A Better Way Forward
While losing the cookie will change targeting, it will certainly not eliminate it. According to Oren Netzer — recently interviewed by Kevin Lee for the eMarketing Association, the loss of cookies will fragment available data into three groups.
“There’s going to be first-party data that I think everybody is pretty busy collecting right now, there’s going to be logged-in inventory (the social platforms such as Facebook), where you’ll be able to pretty much use the same techniques you’re using today, and then there’s all the rest. And it’s with ‘all the rest’ that I think there are opportunities that no one is taking advantage of today. And the obvious use of that is contextual advertising, but I think there’s a lot more that can be done if you marry AI with the non-PII data that’s still going to remain. And we’re seeing an AI solution coming from Google in Chrome, where they’re developing something using the Federated Learning of Cohorts.”

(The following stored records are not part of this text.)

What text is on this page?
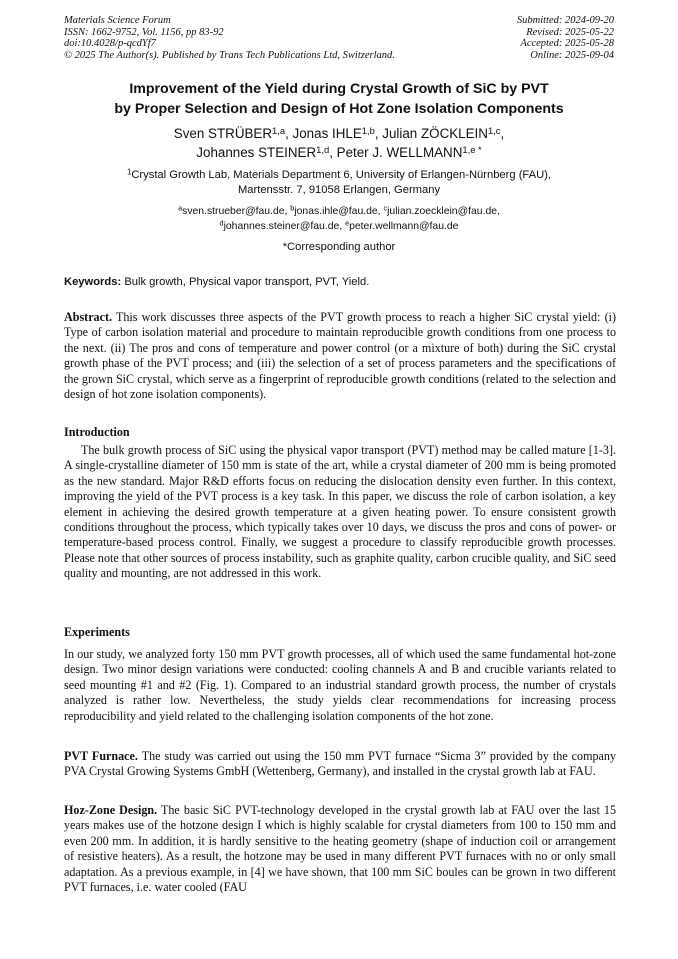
Materials Science Forum
ISSN: 1662-9752, Vol. 1156, pp 83-92
doi:10.4028/p-qcdYf7
© 2025 The Author(s). Published by Trans Tech Publications Ltd, Switzerland.
Submitted: 2024-09-20
Revised: 2025-05-22
Accepted: 2025-05-28
Online: 2025-09-04
Improvement of the Yield during Crystal Growth of SiC by PVT
by Proper Selection and Design of Hot Zone Isolation Components
Sven STRÜBER$^{1,a}$, Jonas IHLE$^{1,b}$, Julian ZÖCKLEIN$^{1,c}$,
Johannes STEINER$^{1,d}$, Peter J. $WELLMANN^{1,e *}$
$^1$Crystal Growth Lab, Materials Department 6, University of Erlangen-Nürnberg (FAU),
Martensstr. 7, 91058 Erlangen, Germany
$^a$sven.strueber@fau.de, $^b$jonas.ihle@fau.de, $^c$julian.zoecklein@fau.de,
$^d$johannes.steiner@fau.de, $^e$peter.wellmann@fau.de
*Corresponding author
Keywords: Bulk growth, Physical vapor transport, PVT, Yield.
Abstract. This work discusses three aspects of the PVT growth process to reach a higher SiC crystal yield: (i) Type of carbon isolation material and procedure to maintain reproducible growth conditions from one process to the next. (ii) The pros and cons of temperature and power control (or a mixture of both) during the SiC crystal growth phase of the PVT process; and (iii) the selection of a set of process parameters and the specifications of the grown SiC crystal, which serve as a fingerprint of reproducible growth conditions (related to the selection and design of hot zone isolation components).
Introduction
The bulk growth process of SiC using the physical vapor transport (PVT) method may be called mature [1-3]. A single-crystalline diameter of 150 mm is state of the art, while a crystal diameter of 200 mm is being promoted as the new standard. Major R&D efforts focus on reducing the dislocation density even further. In this context, improving the yield of the PVT process is a key task. In this paper, we discuss the role of carbon isolation, a key element in achieving the desired growth temperature at a given heating power. To ensure consistent growth conditions throughout the process, which typically takes over 10 days, we discuss the pros and cons of power- or temperature-based process control. Finally, we suggest a procedure to classify reproducible growth processes. Please note that other sources of process instability, such as graphite quality, carbon crucible quality, and SiC seed quality and mounting, are not addressed in this work.
Experiments
In our study, we analyzed forty 150 mm PVT growth processes, all of which used the same fundamental hot-zone design. Two minor design variations were conducted: cooling channels A and B and crucible variants related to seed mounting #1 and #2 (Fig. 1). Compared to an industrial standard growth process, the number of crystals analyzed is rather low. Nevertheless, the study yields clear recommendations for increasing process reproducibility and yield related to the challenging isolation components of the hot zone.
PVT Furnace. The study was carried out using the 150 mm PVT furnace “Sicma 3” provided by the company PVA Crystal Growing Systems GmbH (Wettenberg, Germany), and installed in the crystal growth lab at FAU.
Hoz-Zone Design. The basic SiC PVT-technology developed in the crystal growth lab at FAU over the last 15 years makes use of the hotzone design I which is highly scalable for crystal diameters from 100 to 150 mm and even 200 mm. In addition, it is hardly sensitive to the heating geometry (shape of induction coil or arrangement of resistive heaters). As a result, the hotzone may be used in many different PVT furnaces with no or only small adaptation. As a previous example, in [4] we have shown, that 100 mm SiC boules can be grown in two different PVT furnaces, i.e. water cooled (FAU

Beyond these targeting methodologies, marketers may continue to use IP numbers which in many cases can be tracked back to physical locations, to geo-segment their campaigns. By triangulating geolocation to visited site URL, marketers may already have enough information to infer enough information about an individual user to personalize ad campaigns so that they are effective (although perhaps not as effective as they would have been using cookies).
Doubling Down on First-Party Data and Moving to a “Consent-Driven” Model
Perhaps the most important way that marketers and agencies can deal with targeting in a cookieless marketing ecosystem is to cultivate direct relationships with their customers and affinity groups. Customers — provided they have reasonable assurance that the entity they’re dealing with has strong data protection policies in place — may have no problem sharing PII-level data with the entity; in fact, they may freely share this data if it provides them a benefit.
Metlife’s Matt Diiorio – recently interviewed for the eMarketing Association – indicated that his firm is moving to what he calls “consent-driven” marketing.
“Let’s be honest — privacy is a big issue right now with consumers, and it’s going to be, moving forward. So (consumers are asking) ‘what are brands doing with my information?’ How do you build trust with the consumer to be able to use their information? So a couple of things that we’ve been thinking about for that future is first, that consent-driven model — how people are opting in to give you that information, and how do you nurture those people, and by using a unified data approach: how do we think about potentially having unified IDs that we attach to different people that are able to hit on all those bits and pieces of who they are in both an online and offline manner. If we’re able to do this right and we’re able to build trust with people, I think at the end of the day it will allow us to target more effectively. At the end of the day, if we know more about people, and they’re giving us their consent, think about it: we can insert better recommendations on products and services, and actually build a better relationship.”
What’s Ahead for You as a Marketer?
While the prospect of a cookieless marketing ecosystem may seem daunting — even frightening — there’s no need to panic. There is, however a pressing need to plan for such a future, whether it’s by cultivating more first-party relationships with consumers, exploring the potential of traditional contextual advertising, planning to double down on campaigns aimed at logged-in inventory such as provided by the social platforms, or by exploring technologies that triangulate between IP geolocation data and site URL. Marketers doing this work now will fare much better in a cookieless world than those who fail to plan for such a future.